# Please help translate this sentence



## lobda

Hi all,

sorry, I don"t speak any Czech, but I need the translation of the next line:
"Petr, no problem, just keep up the good work."

Thank you in advance if you can help me.

lobda


----------



## Garin

It may be tricky without the context but let me try:
"To nevadí, Petře, jen v tom dobrém díle pokračuj."
Sounds a little bookish, though, I think "good work" does not have a good equivalent in Czech. Nowadays, you can hear "dobrá práce" quite often, but to me, it still is an anglicism.


----------



## lobda

It's perfect, thank you Garin, you are the man!


----------



## Tinu

If it's not too late, may I suggest something slightly more idiomatic, which would sound naturally in colloquial Czech and still heave more or less the meaning you want?
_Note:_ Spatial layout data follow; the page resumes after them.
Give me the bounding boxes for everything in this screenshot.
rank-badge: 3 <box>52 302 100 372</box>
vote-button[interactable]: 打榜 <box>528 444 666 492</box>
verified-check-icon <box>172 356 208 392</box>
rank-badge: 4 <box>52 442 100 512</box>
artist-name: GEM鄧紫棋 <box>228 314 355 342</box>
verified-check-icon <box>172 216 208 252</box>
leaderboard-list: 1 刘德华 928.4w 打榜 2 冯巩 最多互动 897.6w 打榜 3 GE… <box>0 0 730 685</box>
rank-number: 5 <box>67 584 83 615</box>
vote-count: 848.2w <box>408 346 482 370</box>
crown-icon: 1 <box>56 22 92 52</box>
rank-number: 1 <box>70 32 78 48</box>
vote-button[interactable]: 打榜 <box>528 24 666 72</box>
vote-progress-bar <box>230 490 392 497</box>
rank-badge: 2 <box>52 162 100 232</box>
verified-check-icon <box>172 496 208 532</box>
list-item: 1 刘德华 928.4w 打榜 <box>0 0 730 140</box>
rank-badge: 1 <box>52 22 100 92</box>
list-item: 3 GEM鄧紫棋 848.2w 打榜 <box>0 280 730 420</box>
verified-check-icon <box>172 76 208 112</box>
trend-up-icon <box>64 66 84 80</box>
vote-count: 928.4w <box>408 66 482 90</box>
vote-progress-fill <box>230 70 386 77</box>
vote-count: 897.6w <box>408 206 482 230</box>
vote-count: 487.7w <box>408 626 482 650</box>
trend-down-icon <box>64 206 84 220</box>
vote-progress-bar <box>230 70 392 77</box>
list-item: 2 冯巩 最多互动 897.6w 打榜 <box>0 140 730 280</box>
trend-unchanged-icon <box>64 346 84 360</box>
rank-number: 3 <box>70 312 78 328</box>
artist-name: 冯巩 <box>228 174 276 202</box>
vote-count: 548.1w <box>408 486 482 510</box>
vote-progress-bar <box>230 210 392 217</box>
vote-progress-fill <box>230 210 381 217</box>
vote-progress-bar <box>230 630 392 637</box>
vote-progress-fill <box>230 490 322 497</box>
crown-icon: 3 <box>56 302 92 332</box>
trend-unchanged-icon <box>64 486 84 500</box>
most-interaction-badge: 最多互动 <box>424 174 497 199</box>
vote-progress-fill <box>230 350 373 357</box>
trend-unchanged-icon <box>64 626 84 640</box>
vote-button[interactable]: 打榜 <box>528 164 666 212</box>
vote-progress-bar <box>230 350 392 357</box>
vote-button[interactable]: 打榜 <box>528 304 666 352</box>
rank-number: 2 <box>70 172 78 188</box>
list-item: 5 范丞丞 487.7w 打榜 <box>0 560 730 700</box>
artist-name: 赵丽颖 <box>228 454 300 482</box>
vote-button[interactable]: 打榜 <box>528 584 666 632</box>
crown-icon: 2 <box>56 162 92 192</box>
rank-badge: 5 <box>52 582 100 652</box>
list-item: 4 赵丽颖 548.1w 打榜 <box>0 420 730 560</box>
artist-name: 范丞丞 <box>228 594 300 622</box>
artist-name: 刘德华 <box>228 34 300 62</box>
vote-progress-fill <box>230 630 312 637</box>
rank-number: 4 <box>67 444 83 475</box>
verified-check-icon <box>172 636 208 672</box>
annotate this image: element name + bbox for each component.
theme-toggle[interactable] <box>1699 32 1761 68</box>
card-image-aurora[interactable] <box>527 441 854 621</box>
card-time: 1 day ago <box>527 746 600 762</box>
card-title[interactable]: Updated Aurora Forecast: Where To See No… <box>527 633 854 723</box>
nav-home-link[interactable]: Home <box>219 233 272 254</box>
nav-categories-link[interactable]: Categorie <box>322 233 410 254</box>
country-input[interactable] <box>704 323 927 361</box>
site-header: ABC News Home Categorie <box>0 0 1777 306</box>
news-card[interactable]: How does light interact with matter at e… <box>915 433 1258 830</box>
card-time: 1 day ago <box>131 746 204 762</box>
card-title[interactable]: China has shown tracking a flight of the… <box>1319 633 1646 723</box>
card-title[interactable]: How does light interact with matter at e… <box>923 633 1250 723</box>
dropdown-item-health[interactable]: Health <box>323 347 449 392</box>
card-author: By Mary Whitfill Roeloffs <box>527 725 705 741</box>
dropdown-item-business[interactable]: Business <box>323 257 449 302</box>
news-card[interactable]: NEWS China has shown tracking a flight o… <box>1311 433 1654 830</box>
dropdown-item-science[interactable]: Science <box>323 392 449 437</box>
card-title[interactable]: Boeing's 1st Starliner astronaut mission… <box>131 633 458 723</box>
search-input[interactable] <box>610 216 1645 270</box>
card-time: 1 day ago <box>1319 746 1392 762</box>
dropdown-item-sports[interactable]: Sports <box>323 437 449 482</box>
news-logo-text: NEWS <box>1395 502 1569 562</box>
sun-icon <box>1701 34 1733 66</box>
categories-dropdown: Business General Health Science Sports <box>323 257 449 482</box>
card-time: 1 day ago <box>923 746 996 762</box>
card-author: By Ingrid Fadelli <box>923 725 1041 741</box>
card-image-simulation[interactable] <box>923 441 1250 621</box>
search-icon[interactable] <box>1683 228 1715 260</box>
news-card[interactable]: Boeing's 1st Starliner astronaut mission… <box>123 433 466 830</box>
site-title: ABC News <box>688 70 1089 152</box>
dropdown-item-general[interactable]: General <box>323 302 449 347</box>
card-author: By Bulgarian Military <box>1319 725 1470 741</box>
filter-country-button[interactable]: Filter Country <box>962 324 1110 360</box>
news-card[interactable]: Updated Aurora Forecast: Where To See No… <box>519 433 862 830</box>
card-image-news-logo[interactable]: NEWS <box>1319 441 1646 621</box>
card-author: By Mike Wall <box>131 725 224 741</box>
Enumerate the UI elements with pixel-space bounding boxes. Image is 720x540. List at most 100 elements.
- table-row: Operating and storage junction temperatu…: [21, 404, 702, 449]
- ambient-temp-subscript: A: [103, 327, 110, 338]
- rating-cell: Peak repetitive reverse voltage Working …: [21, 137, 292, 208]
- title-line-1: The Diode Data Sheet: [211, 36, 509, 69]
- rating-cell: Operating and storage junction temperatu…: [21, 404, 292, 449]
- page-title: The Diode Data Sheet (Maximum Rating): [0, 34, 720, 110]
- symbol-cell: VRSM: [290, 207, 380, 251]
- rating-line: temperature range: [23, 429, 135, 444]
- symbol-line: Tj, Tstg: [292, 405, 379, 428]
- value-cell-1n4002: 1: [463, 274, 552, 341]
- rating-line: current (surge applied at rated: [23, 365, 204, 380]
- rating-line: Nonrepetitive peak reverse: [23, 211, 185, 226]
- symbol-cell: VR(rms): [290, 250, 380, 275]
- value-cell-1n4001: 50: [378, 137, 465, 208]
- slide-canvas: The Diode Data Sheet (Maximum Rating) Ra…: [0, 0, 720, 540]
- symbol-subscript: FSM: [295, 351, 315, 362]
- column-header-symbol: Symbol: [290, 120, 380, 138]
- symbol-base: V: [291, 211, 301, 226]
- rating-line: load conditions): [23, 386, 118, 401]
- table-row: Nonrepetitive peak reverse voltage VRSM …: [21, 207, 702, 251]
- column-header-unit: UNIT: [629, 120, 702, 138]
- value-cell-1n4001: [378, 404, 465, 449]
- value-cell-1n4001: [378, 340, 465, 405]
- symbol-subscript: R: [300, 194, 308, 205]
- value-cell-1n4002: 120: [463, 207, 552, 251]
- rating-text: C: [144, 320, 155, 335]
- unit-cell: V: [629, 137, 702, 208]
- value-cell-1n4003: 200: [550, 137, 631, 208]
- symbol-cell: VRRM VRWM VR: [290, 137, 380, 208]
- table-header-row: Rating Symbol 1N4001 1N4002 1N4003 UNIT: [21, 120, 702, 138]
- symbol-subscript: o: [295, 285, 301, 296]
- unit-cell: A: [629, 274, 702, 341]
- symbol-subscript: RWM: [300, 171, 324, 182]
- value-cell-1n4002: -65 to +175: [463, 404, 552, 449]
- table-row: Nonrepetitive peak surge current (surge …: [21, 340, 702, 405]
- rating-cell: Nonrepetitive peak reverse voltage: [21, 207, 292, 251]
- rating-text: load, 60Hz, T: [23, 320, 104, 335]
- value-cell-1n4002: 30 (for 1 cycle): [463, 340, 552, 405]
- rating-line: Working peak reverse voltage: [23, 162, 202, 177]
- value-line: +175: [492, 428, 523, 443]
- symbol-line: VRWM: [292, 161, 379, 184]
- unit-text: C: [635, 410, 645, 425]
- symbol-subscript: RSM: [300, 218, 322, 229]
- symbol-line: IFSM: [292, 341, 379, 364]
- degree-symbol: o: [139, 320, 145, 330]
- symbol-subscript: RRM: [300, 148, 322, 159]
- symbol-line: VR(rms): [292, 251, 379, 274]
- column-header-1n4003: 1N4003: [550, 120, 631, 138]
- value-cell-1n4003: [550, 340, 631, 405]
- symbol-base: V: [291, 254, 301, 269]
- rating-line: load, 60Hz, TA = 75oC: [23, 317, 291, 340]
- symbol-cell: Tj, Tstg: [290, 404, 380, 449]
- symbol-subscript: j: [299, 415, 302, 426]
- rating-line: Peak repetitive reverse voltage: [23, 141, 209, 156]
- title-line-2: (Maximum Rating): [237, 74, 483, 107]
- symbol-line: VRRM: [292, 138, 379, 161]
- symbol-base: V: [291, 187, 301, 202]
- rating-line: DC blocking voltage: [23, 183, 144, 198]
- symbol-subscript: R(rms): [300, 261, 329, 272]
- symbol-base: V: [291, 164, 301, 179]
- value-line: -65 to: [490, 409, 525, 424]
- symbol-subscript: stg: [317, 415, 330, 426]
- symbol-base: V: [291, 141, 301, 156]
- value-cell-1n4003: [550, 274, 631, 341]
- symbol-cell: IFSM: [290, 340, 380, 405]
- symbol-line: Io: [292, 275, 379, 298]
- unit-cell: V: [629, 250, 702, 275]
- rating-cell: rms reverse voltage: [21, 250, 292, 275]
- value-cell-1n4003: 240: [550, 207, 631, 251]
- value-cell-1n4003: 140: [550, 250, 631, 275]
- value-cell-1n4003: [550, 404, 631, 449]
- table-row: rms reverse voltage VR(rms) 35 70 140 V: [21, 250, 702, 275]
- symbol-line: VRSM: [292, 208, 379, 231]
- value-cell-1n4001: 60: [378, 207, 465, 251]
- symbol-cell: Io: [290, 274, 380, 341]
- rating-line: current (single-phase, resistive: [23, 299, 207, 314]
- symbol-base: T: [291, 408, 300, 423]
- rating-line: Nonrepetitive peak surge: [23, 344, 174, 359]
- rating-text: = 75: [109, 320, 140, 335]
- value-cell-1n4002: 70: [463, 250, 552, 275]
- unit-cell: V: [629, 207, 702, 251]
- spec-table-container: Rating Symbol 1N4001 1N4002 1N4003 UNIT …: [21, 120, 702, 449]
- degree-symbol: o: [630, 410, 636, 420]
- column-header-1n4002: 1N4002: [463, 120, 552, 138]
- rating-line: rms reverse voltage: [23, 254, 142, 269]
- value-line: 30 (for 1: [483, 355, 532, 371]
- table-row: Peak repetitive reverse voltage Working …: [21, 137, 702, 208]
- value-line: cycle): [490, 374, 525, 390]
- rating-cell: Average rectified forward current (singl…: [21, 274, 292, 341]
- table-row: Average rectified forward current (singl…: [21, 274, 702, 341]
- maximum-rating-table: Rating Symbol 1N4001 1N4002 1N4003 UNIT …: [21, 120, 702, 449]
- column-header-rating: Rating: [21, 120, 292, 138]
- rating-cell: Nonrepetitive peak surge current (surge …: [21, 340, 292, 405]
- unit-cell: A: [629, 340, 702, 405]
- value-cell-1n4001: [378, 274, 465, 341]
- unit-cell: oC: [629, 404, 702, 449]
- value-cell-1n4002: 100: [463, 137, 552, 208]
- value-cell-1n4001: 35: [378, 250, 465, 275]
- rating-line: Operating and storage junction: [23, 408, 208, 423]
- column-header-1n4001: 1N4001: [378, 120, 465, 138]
"To nevadí, Petře, jen tak dál!"

N. B.: Translation of "no problem" to Czech is slightly tricky if we don't know the context. If you are reacting to anything what Petr himself did see as a problem, then _to nevadí _is the best solution. If, however, you use the phrase "no problem" as an expression of agreement (for example with an extended deadline)  you can say for example _bez problémů_ or _v pořádku _/ _v pohodě _(the latter is much more colloquial).


----------



## wutro

is this correct? 
"Petr, žádný problém, jen udržet dobrou práci."


----------



## Garin

No, it is not, wutro.


----------